I've read Joan's blog. It sounds like the man is at early stage 6. That means he can't be left alone anymore. It also means that he is only at the early stages for a lot of stuff. My husband is also early stage 6. My husband can't travel anymore, but until quite recently he was taking 2 hour walks every day and he still does all of the life activities on his own. He can't get himself a meal, but that is partly because we moved just as the disease began its very early stages and we have all new appliances, and he never learned how to use any of them back when he still could have learned them.
One thing that seems absolutely true to me is that if you make them continue to do certain activities they CAN do them longer than they would be able to if you took them over earlier.

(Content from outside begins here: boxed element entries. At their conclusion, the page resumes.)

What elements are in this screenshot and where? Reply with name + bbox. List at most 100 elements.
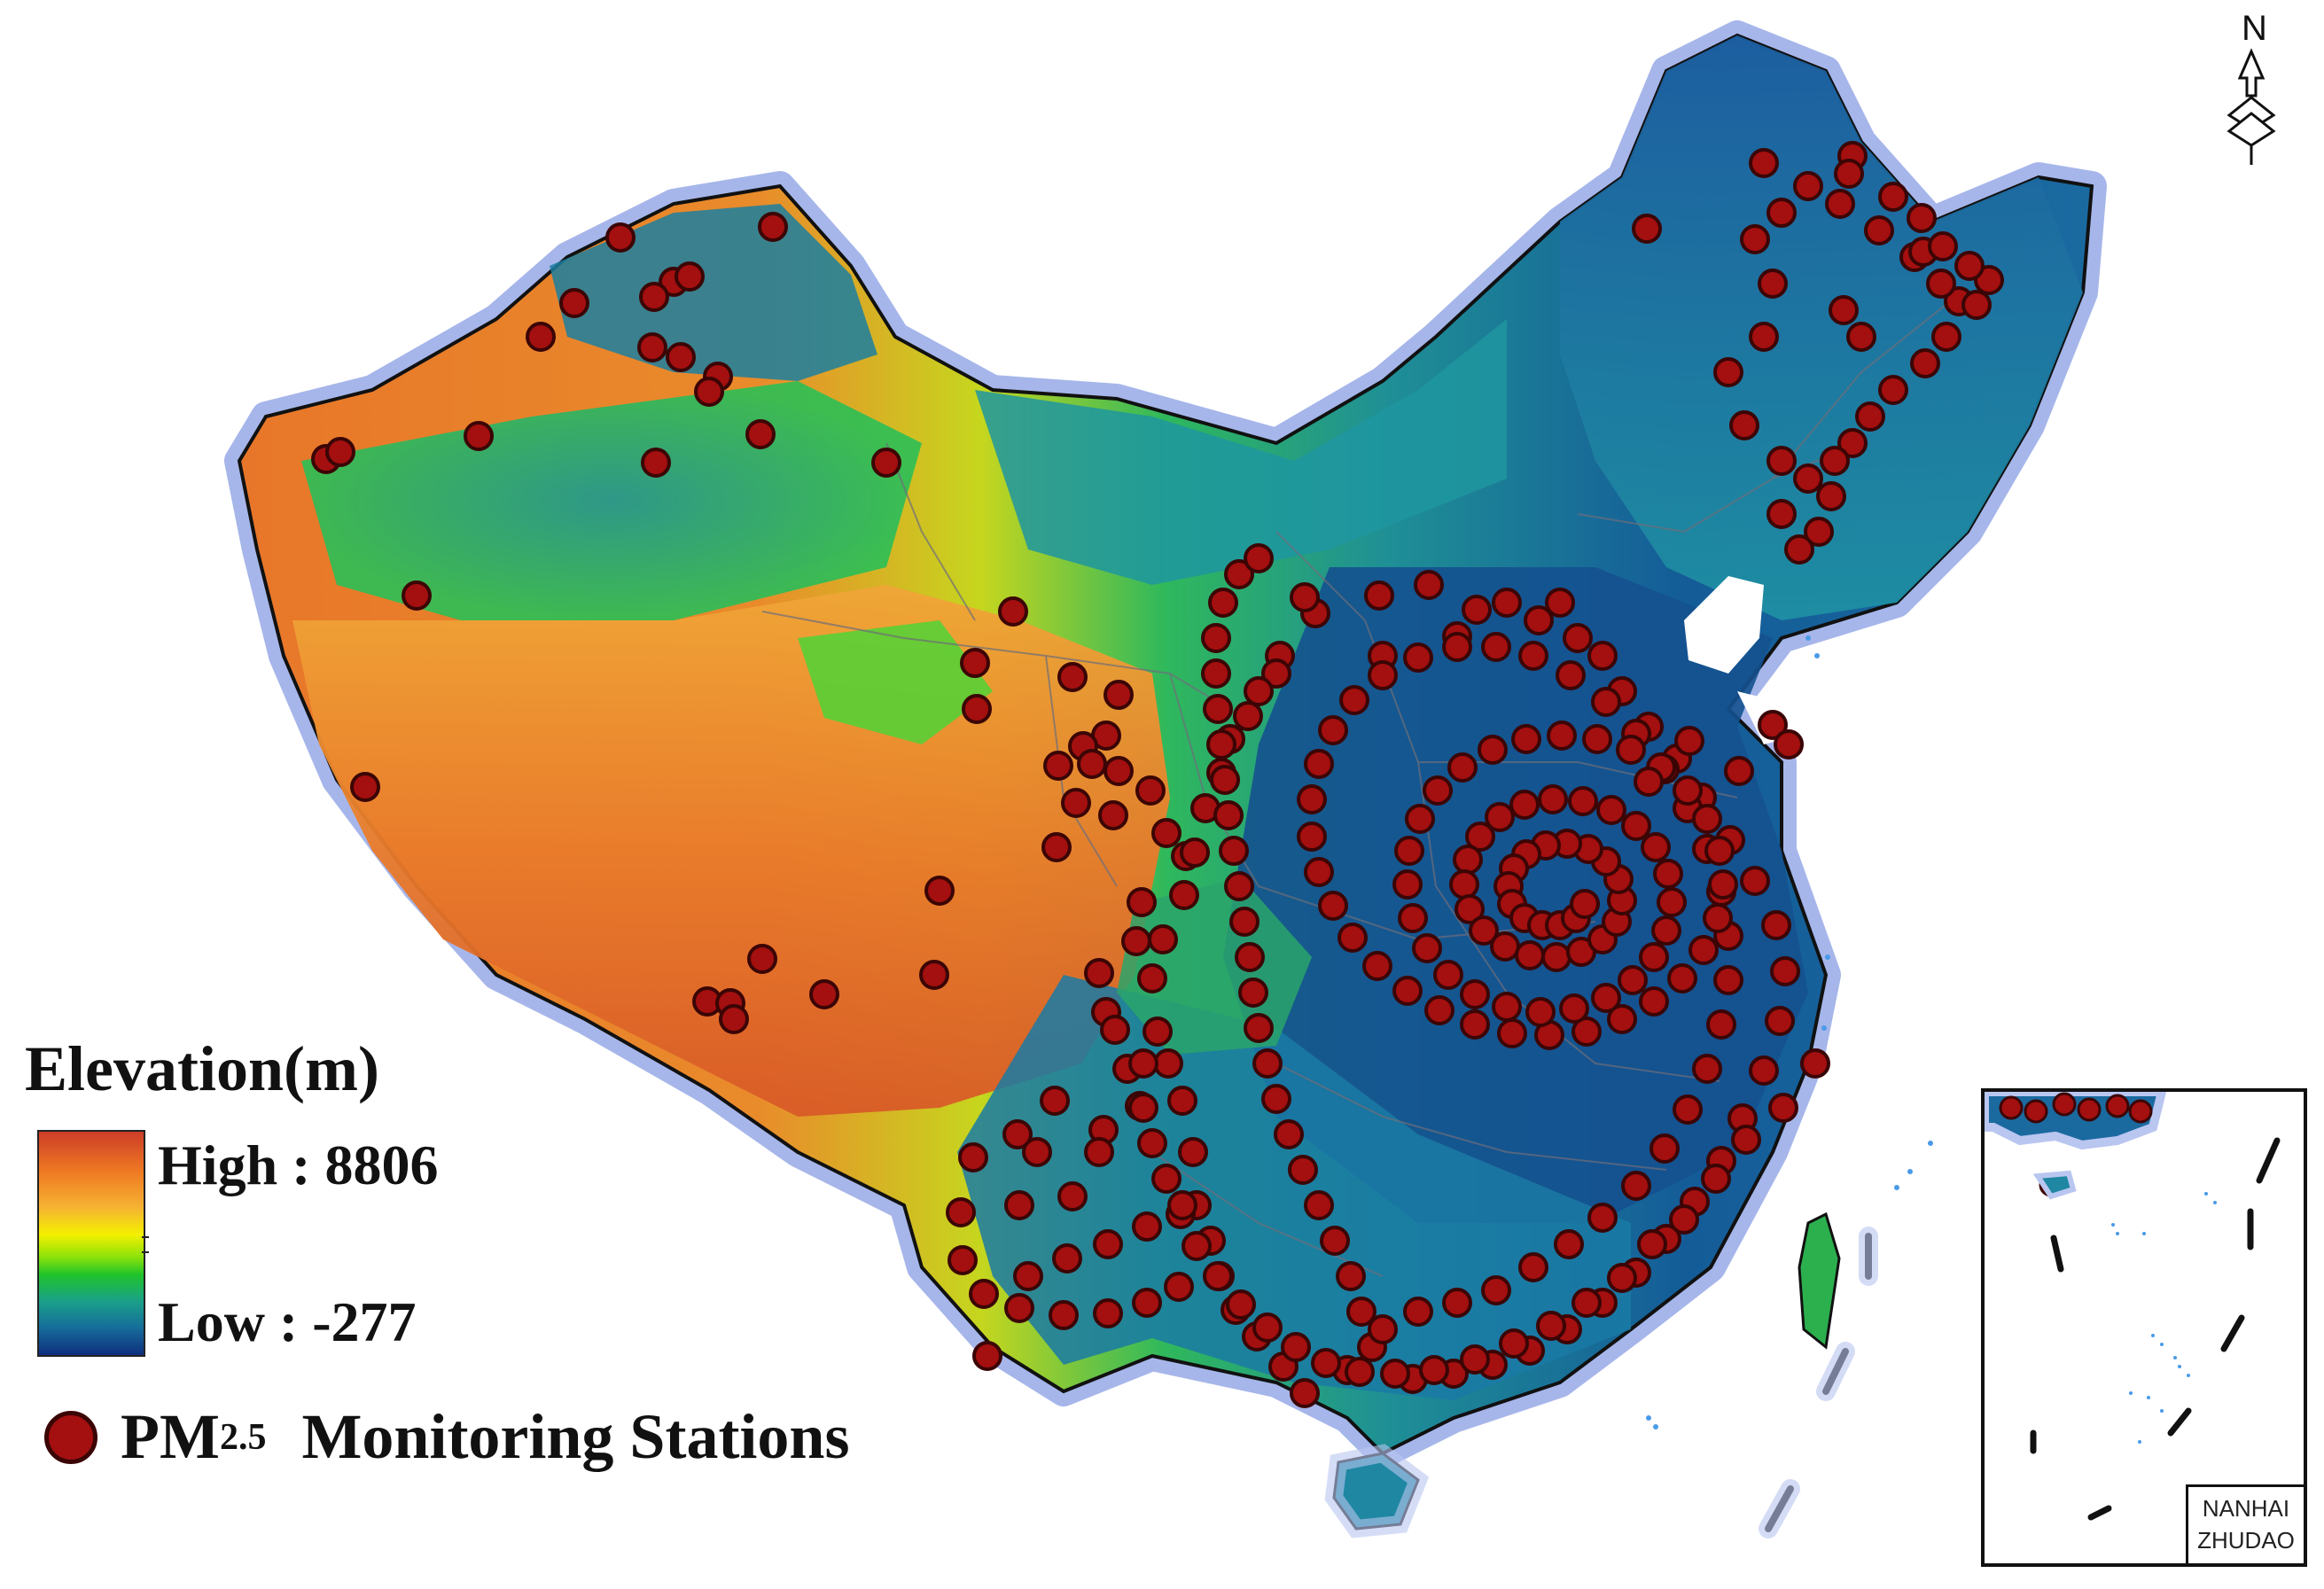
nine-dash-halo [1759, 1227, 1878, 1538]
pm25-station-marker [1380, 1359, 1410, 1389]
pm25-station-marker [1954, 251, 1985, 281]
pm25-station-marker [1825, 189, 1855, 219]
pm25-station-marker [1596, 795, 1626, 825]
pm25-station-marker [1219, 836, 1249, 866]
pm25-station-marker [1793, 463, 1823, 494]
pm25-station-marker [1339, 685, 1369, 715]
pm25-station-marker [559, 288, 589, 318]
pm25-station-marker [1002, 1119, 1033, 1149]
pm25-station-marker [1632, 214, 1662, 244]
pm25-station-marker [1143, 1016, 1173, 1047]
pm25-station-marker [1556, 660, 1586, 690]
pm25-station-marker [1394, 836, 1424, 866]
pm25-station-marker [1907, 203, 1937, 233]
pm25-station-marker [1433, 960, 1463, 990]
pm25-station-marker [1419, 1355, 1449, 1385]
pm25-station-marker [1618, 965, 1648, 995]
pm25-station-marker [1057, 1181, 1088, 1211]
pm25-station-marker [1774, 729, 1804, 759]
pm25-station-marker [1688, 935, 1719, 965]
pm25-station-marker [1928, 231, 1958, 261]
pm25-station-marker [1229, 907, 1259, 937]
pm25-station-marker [666, 342, 696, 372]
pm25-station-marker [1653, 859, 1683, 889]
pm25-station-marker [1713, 965, 1743, 995]
pm25-station-marker [919, 960, 949, 990]
pm25-station-marker [948, 1245, 978, 1275]
pm25-station-marker [1449, 869, 1479, 900]
pm25-station-marker [1639, 986, 1669, 1016]
pm25-station-marker [1563, 623, 1593, 653]
pm25-station-marker [1518, 1252, 1548, 1282]
pm25-station-marker [1201, 623, 1231, 653]
pm25-station-marker [1281, 1332, 1311, 1362]
pm25-station-marker [1151, 1164, 1181, 1194]
north-arrow-icon [2227, 48, 2276, 165]
pm25-station-marker [1345, 1357, 1375, 1387]
elevation-low-label: Low : -277 [158, 1290, 417, 1353]
station-marker-icon [44, 1410, 97, 1464]
pm25-station-marker [1004, 1190, 1034, 1220]
pm25-station-marker [1674, 726, 1704, 756]
pm25-station-marker [1692, 1054, 1722, 1084]
pm25-station-marker [1641, 832, 1671, 862]
pm25-station-marker [1758, 269, 1788, 299]
pm25-station-marker [1770, 956, 1800, 986]
pm25-station-marker [1423, 775, 1453, 806]
pm25-station-marker [1043, 751, 1073, 781]
pm25-station-marker [1478, 735, 1508, 765]
pm25-station-layer [311, 141, 2004, 1408]
pm25-station-marker [1784, 534, 1814, 565]
legend-title: Elevation(m) [25, 1033, 379, 1104]
pm25-station-marker [1153, 1048, 1183, 1079]
pm25-station-marker [946, 1197, 976, 1227]
inset-map [1985, 1092, 2281, 1521]
pm25-station-marker [1210, 765, 1240, 795]
pm25-station-marker [1213, 800, 1244, 830]
coastal-islets [1646, 635, 1933, 1429]
pm25-station-marker [1637, 1229, 1667, 1259]
pm25-station-marker [1224, 559, 1254, 589]
pm25-station-marker [1559, 993, 1589, 1024]
pm25-station-marker [1724, 756, 1754, 786]
pm25-station-marker [1274, 1119, 1304, 1149]
pm25-station-marker [1137, 963, 1167, 993]
pm25-station-marker [1926, 269, 1956, 299]
pm25-station-marker [1469, 915, 1499, 946]
pm25-station-marker [969, 1279, 999, 1309]
pm25-station-marker [1203, 694, 1233, 724]
pm25-station-marker [1673, 1094, 1703, 1125]
pm25-station-marker [1304, 1190, 1334, 1220]
pm25-station-marker [1485, 802, 1515, 832]
pm25-station-marker [402, 580, 432, 611]
pm25-station-marker [1148, 924, 1178, 954]
pm25-station-marker [998, 596, 1028, 627]
pm25-station-marker [1164, 1272, 1194, 1302]
pm25-station-marker [1233, 701, 1263, 731]
pm25-station-marker [1304, 749, 1334, 779]
pm25-station-marker [1536, 1311, 1566, 1341]
pm25-station-marker [1616, 735, 1646, 765]
pm25-station-marker [325, 437, 355, 467]
pm25-station-marker [1238, 978, 1268, 1008]
pm25-station-marker [1621, 811, 1651, 841]
pm25-station-marker [1829, 295, 1859, 325]
pm25-station-marker [1490, 931, 1520, 962]
pm25-station-marker [641, 448, 671, 478]
pm25-station-marker [1392, 869, 1423, 900]
pm25-station-marker [605, 222, 636, 253]
taiwan-island [1798, 1211, 1841, 1350]
pm25-station-marker [1460, 1009, 1490, 1040]
pm25-station-marker [1765, 1006, 1795, 1036]
pm25-station-marker [1525, 997, 1556, 1027]
pm25-station-marker [1412, 933, 1442, 963]
pm25-station-marker [1571, 1016, 1602, 1047]
pm25-station-marker [1524, 605, 1554, 635]
pm25-station-marker [1878, 375, 1908, 405]
pm25-station-marker [1669, 1204, 1699, 1235]
pm25-station-marker [1639, 942, 1669, 972]
pm25-station-marker [1460, 979, 1490, 1009]
pm25-station-marker [1311, 1348, 1341, 1378]
pm25-station-marker [1878, 182, 1908, 212]
pm25-station-marker [1846, 322, 1876, 352]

I took too many things over too early and they have been gone from his life for a very long time now, but the thinks I insisted that he keep doing (like fixing his own breakfast) he has continued to be able to do now.
I'm also aware that part of my isolation is my own fault. If I had continued to go places and see people I wouldn't be as alone now. If that article helps anyone in the early stages to keep themselves out in the world, it is a very good thing.
Betsy gave me permission to print that article. For more insight into their relationship, you can click on "Our Readers' Love Stories" on the left side of the home page - www.thealzheimerspouse.com
selwynfarmer,
You summed up the reason for this website in your statement - "I don't think anybody has written a realistic book about how we deal with really alzheimered folks because it is to painfull and nobody should have to see the real effects of this horrible disease until they arrive at the point that we are in." I started this site because no one talked about the "real effects" of Alzheimer's Disease on a marriage, and I thought I was the only one whose life long, loving, strong, partnership, was in ruins because of this disease. Since the beginning, I have tried to raise awareness, get the word out to spouses and the public of what Alzheimer's Disease really is.
Dave and Betsy have their problems and difficulties, but they choose to focus on the positive as much as they can. And yes, they do have a good support system, which not everyone has.
Starling said: One thing that seems absolutely true to me is that if you make them continue to do certain activities they CAN do them longer than they would be able to if you took them over earlier. I took too many things over too early and they have been gone from his life for a very long time now,
Me,too. Impatience, I think. But I've continued to expect him to get in and out of the car and get in and out of his stair glide chair himself, and he can. Thank heavens!
If mine says he wants to do something - whatever it is - I let him try at least. If he messes it up, so be it. And, I try to ask him to do things and he will always try. Sometimes good results, sometimes not. But I think the repetitiveness helps in the long run.
Thanks, folks. This thread has made me realize that because of recent decline I've been taking over so many things that DH used to do. So today I got him to help a lot again and it all went pretty well. Takes a long time but he does enjoy "helping" especially with food. (HE LOVES FOOD.) Tonight I asked him if he would cut up the runner beans for supper, and he did it all: he has to get out the antique cutting machine that we inherited from his Mom, screw-attach it to the edge of the window sill, then put the beans through it one at a time to slice them very fine. He did it all, even cleaned up the machine and put it away (after asking me where it went); he was proud of the job and ate a lot of them. He always helps empty the dishwasher but I let him do the brunt of it today; it helps to keep him aware of where things go. He always used his key to double-lock the front door when we leave the house. Lately he's been confused about finding the key in his wallet and why the door should be locked, but I'm going to get him to do this again starting tomorrow. I'm usually in a hurry to get going and then it's just so much easier to do it myself. WRONG.